By Harry Robertson and Rae Wee
LONDON/SINGAPORE (Reuters) -The U.S. dollar jumped against Japan's yen on Monday after a report said the Bank of Japan saw little need to end negative interest rates in December, contrary to some investors' expectations.
Meanwhile, China's yuan fell to a three-week low after data showed deflation in the country worsened in November.
The greenback was last up 1.03% at 146.42 yen. That reversed some of the steep fall against the Japanese currency late last week, when bets grew that the Bank of Japan may tweak policy as soon as next week.
Bloomberg reported on Monday that BOJ officials have yet to see enough evidence that wage growth is strong enough to justify ending its ultra-loose monetary policy this month, citing people familiar with the matter.

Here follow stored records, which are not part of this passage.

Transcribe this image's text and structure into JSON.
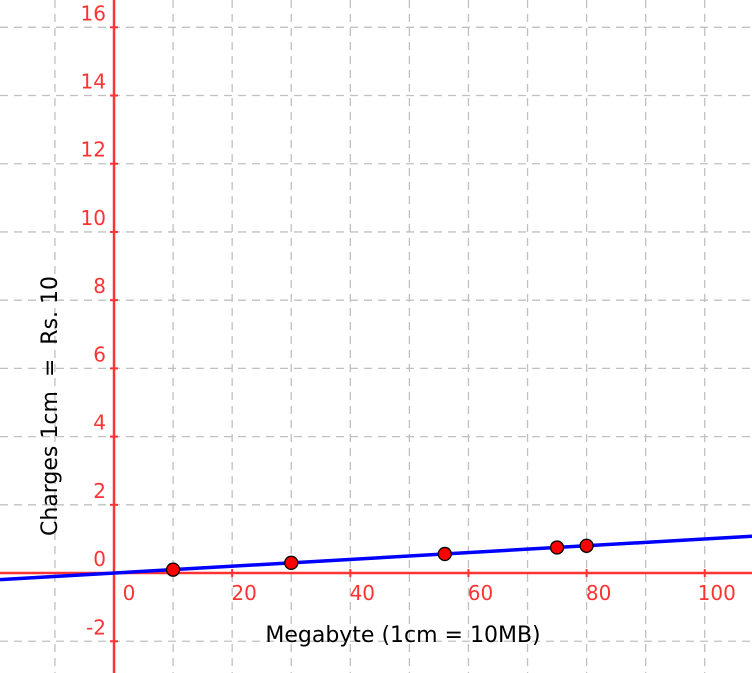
{
  "chart_data": {
    "type": "scatter",
    "title": "",
    "xlabel": "Megabyte (1cm = 10MB)",
    "ylabel": "Charges 1cm  =  Rs. 10",
    "xlim": [
      -19.3,
      108
    ],
    "ylim": [
      -2.93,
      16.8
    ],
    "grid": true,
    "x_ticks": [
      0,
      20,
      40,
      60,
      80,
      100
    ],
    "y_ticks": [
      -2,
      0,
      2,
      4,
      6,
      8,
      10,
      12,
      14,
      16
    ],
    "points": [
      {
        "x": 10,
        "y": 0.1
      },
      {
        "x": 30,
        "y": 0.3
      },
      {
        "x": 56,
        "y": 0.56
      },
      {
        "x": 75,
        "y": 0.75
      },
      {
        "x": 80,
        "y": 0.8
      }
    ],
    "line": {
      "slope": 0.01,
      "intercept": 0
    },
    "colors": {
      "axis": "#ff3333",
      "line": "#0000ff",
      "points": "#ff0000",
      "grid": "#c0c0c0"
    }
  }
}
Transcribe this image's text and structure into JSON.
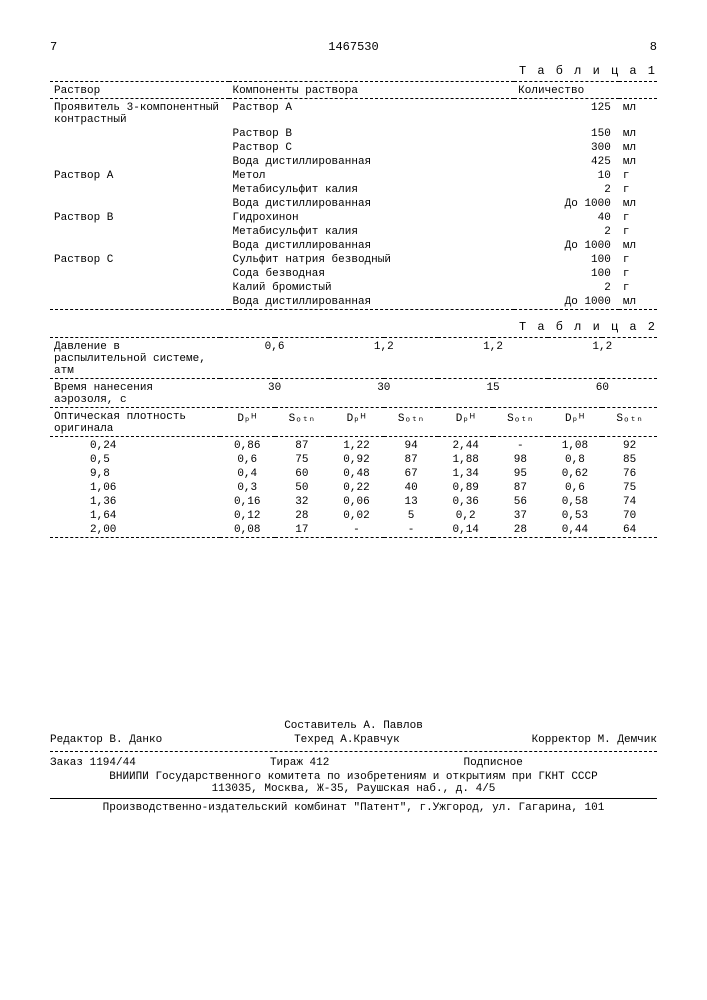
{
  "header": {
    "left_page": "7",
    "doc_number": "1467530",
    "right_page": "8"
  },
  "table1": {
    "label": "Т а б л и ц а 1",
    "headers": [
      "Раствор",
      "Компоненты раствора",
      "Количество"
    ],
    "groups": [
      {
        "name": "Проявитель 3-компонентный контрастный",
        "rows": [
          [
            "",
            "Раствор А",
            "125",
            "мл"
          ],
          [
            "",
            "Раствор В",
            "150",
            "мл"
          ],
          [
            "",
            "Раствор С",
            "300",
            "мл"
          ],
          [
            "",
            "Вода дистиллированная",
            "425",
            "мл"
          ]
        ]
      },
      {
        "name": "Раствор А",
        "rows": [
          [
            "",
            "Метол",
            "10",
            "г"
          ],
          [
            "",
            "Метабисульфит калия",
            "2",
            "г"
          ],
          [
            "",
            "Вода дистиллированная",
            "До 1000",
            "мл"
          ]
        ]
      },
      {
        "name": "Раствор В",
        "rows": [
          [
            "",
            "Гидрохинон",
            "40",
            "г"
          ],
          [
            "",
            "Метабисульфит калия",
            "2",
            "г"
          ],
          [
            "",
            "Вода дистиллированная",
            "До 1000",
            "мл"
          ]
        ]
      },
      {
        "name": "Раствор С",
        "rows": [
          [
            "",
            "Сульфит натрия безводный",
            "100",
            "г"
          ],
          [
            "",
            "Сода безводная",
            "100",
            "г"
          ],
          [
            "",
            "Калий бромистый",
            "2",
            "г"
          ],
          [
            "",
            "Вода дистиллированная",
            "До 1000",
            "мл"
          ]
        ]
      }
    ]
  },
  "table2": {
    "label": "Т а б л и ц а 2",
    "pressure_label": "Давление в распылительной системе, атм",
    "pressure_values": [
      "0,6",
      "1,2",
      "1,2",
      "1,2"
    ],
    "time_label": "Время нанесения аэрозоля, с",
    "time_values": [
      "30",
      "30",
      "15",
      "60"
    ],
    "density_label": "Оптическая плотность оригинала",
    "col_dp": "Dₚᴴ",
    "col_sotn": "Sₒₜₙ",
    "rows": [
      [
        "0,24",
        "0,86",
        "87",
        "1,22",
        "94",
        "2,44",
        "-",
        "1,08",
        "92"
      ],
      [
        "0,5",
        "0,6",
        "75",
        "0,92",
        "87",
        "1,88",
        "98",
        "0,8",
        "85"
      ],
      [
        "9,8",
        "0,4",
        "60",
        "0,48",
        "67",
        "1,34",
        "95",
        "0,62",
        "76"
      ],
      [
        "1,06",
        "0,3",
        "50",
        "0,22",
        "40",
        "0,89",
        "87",
        "0,6",
        "75"
      ],
      [
        "1,36",
        "0,16",
        "32",
        "0,06",
        "13",
        "0,36",
        "56",
        "0,58",
        "74"
      ],
      [
        "1,64",
        "0,12",
        "28",
        "0,02",
        "5",
        "0,2",
        "37",
        "0,53",
        "70"
      ],
      [
        "2,00",
        "0,08",
        "17",
        "-",
        "-",
        "0,14",
        "28",
        "0,44",
        "64"
      ]
    ]
  },
  "footer": {
    "compiler": "Составитель А. Павлов",
    "editor": "Редактор В. Данко",
    "techred": "Техред А.Кравчук",
    "corrector": "Корректор М. Демчик",
    "order": "Заказ 1194/44",
    "tirage": "Тираж 412",
    "podpisnoe": "Подписное",
    "org": "ВНИИПИ Государственного комитета по изобретениям и открытиям при ГКНТ СССР",
    "address": "113035, Москва, Ж-35, Раушская наб., д. 4/5",
    "publisher": "Производственно-издательский комбинат \"Патент\", г.Ужгород, ул. Гагарина, 101"
  }
}
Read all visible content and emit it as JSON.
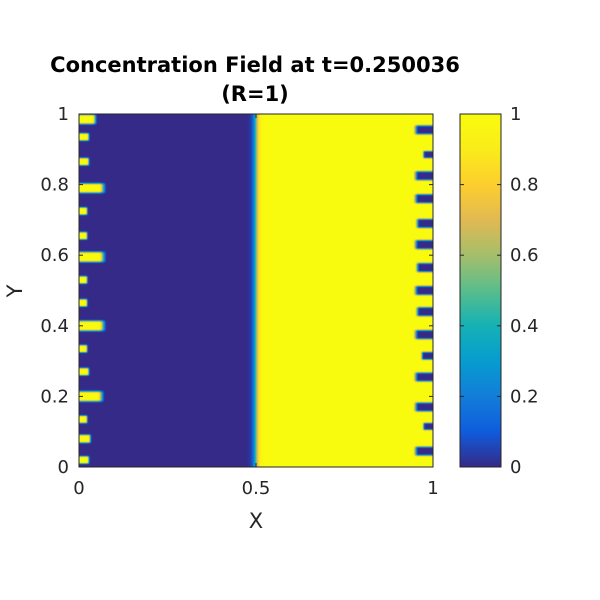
{
  "chart_data": {
    "type": "heatmap",
    "title": "Concentration Field at t=0.250036",
    "subtitle": "(R=1)",
    "xlabel": "X",
    "ylabel": "Y",
    "xlim": [
      0,
      1
    ],
    "ylim": [
      0,
      1
    ],
    "x_ticks": [
      {
        "value": 0,
        "label": "0"
      },
      {
        "value": 0.5,
        "label": "0.5"
      },
      {
        "value": 1,
        "label": "1"
      }
    ],
    "y_ticks": [
      {
        "value": 0,
        "label": "0"
      },
      {
        "value": 0.2,
        "label": "0.2"
      },
      {
        "value": 0.4,
        "label": "0.4"
      },
      {
        "value": 0.6,
        "label": "0.6"
      },
      {
        "value": 0.8,
        "label": "0.8"
      },
      {
        "value": 1,
        "label": "1"
      }
    ],
    "colorbar": {
      "colormap": "parula",
      "clim": [
        0,
        1
      ],
      "ticks": [
        {
          "value": 0,
          "label": "0"
        },
        {
          "value": 0.2,
          "label": "0.2"
        },
        {
          "value": 0.4,
          "label": "0.4"
        },
        {
          "value": 0.6,
          "label": "0.6"
        },
        {
          "value": 0.8,
          "label": "0.8"
        },
        {
          "value": 1,
          "label": "1"
        }
      ]
    },
    "field": {
      "front_position_x": 0.5,
      "front_width": 0.012,
      "low_value": 0,
      "high_value": 1,
      "left_fingers": [
        {
          "y": 0.985,
          "length": 0.05,
          "halfwidth": 0.014
        },
        {
          "y": 0.935,
          "length": 0.03,
          "halfwidth": 0.011
        },
        {
          "y": 0.865,
          "length": 0.03,
          "halfwidth": 0.011
        },
        {
          "y": 0.79,
          "length": 0.075,
          "halfwidth": 0.014
        },
        {
          "y": 0.725,
          "length": 0.025,
          "halfwidth": 0.011
        },
        {
          "y": 0.655,
          "length": 0.025,
          "halfwidth": 0.011
        },
        {
          "y": 0.595,
          "length": 0.075,
          "halfwidth": 0.015
        },
        {
          "y": 0.53,
          "length": 0.025,
          "halfwidth": 0.011
        },
        {
          "y": 0.465,
          "length": 0.025,
          "halfwidth": 0.011
        },
        {
          "y": 0.4,
          "length": 0.075,
          "halfwidth": 0.015
        },
        {
          "y": 0.335,
          "length": 0.025,
          "halfwidth": 0.011
        },
        {
          "y": 0.27,
          "length": 0.03,
          "halfwidth": 0.011
        },
        {
          "y": 0.2,
          "length": 0.07,
          "halfwidth": 0.015
        },
        {
          "y": 0.135,
          "length": 0.025,
          "halfwidth": 0.011
        },
        {
          "y": 0.08,
          "length": 0.035,
          "halfwidth": 0.012
        },
        {
          "y": 0.02,
          "length": 0.03,
          "halfwidth": 0.011
        }
      ],
      "right_fingers": [
        {
          "y": 0.955,
          "length": 0.055,
          "halfwidth": 0.014
        },
        {
          "y": 0.885,
          "length": 0.03,
          "halfwidth": 0.011
        },
        {
          "y": 0.825,
          "length": 0.055,
          "halfwidth": 0.014
        },
        {
          "y": 0.76,
          "length": 0.055,
          "halfwidth": 0.014
        },
        {
          "y": 0.69,
          "length": 0.05,
          "halfwidth": 0.014
        },
        {
          "y": 0.63,
          "length": 0.055,
          "halfwidth": 0.014
        },
        {
          "y": 0.565,
          "length": 0.05,
          "halfwidth": 0.014
        },
        {
          "y": 0.5,
          "length": 0.055,
          "halfwidth": 0.014
        },
        {
          "y": 0.44,
          "length": 0.05,
          "halfwidth": 0.014
        },
        {
          "y": 0.375,
          "length": 0.055,
          "halfwidth": 0.014
        },
        {
          "y": 0.315,
          "length": 0.035,
          "halfwidth": 0.012
        },
        {
          "y": 0.255,
          "length": 0.055,
          "halfwidth": 0.014
        },
        {
          "y": 0.17,
          "length": 0.055,
          "halfwidth": 0.014
        },
        {
          "y": 0.115,
          "length": 0.03,
          "halfwidth": 0.011
        },
        {
          "y": 0.045,
          "length": 0.055,
          "halfwidth": 0.014
        }
      ]
    }
  }
}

The dollar's rise against the yen helped push the dollar index, which tracks the currency against six peers, up 0.16% to 104.13.
«This isn't surprising,» said Simon Harvey, head of FX analysis at Monex Europe. «It just goes to show there isn’t a free lunch when it comes to speculating on the Bank of Japan.»
«We think that January poses a more opportune moment rather than December. Next week's meeting is going to come in thinner liquidity positions, there isn’t as much space to follow up in terms of navigating markets through the change in conditions.»
The euro was last flat at $1.0757, not too far from Friday's more than three-week low of $1.0724, while sterling up 0.3% at $1.2577.
Investors' focus this week will be on U.S. inflation figures for November, due on Tuesday, and the Federal Reserve's interest rate decision on Wednesday. The European Central Bank and the Bank of England set rates on Thursday.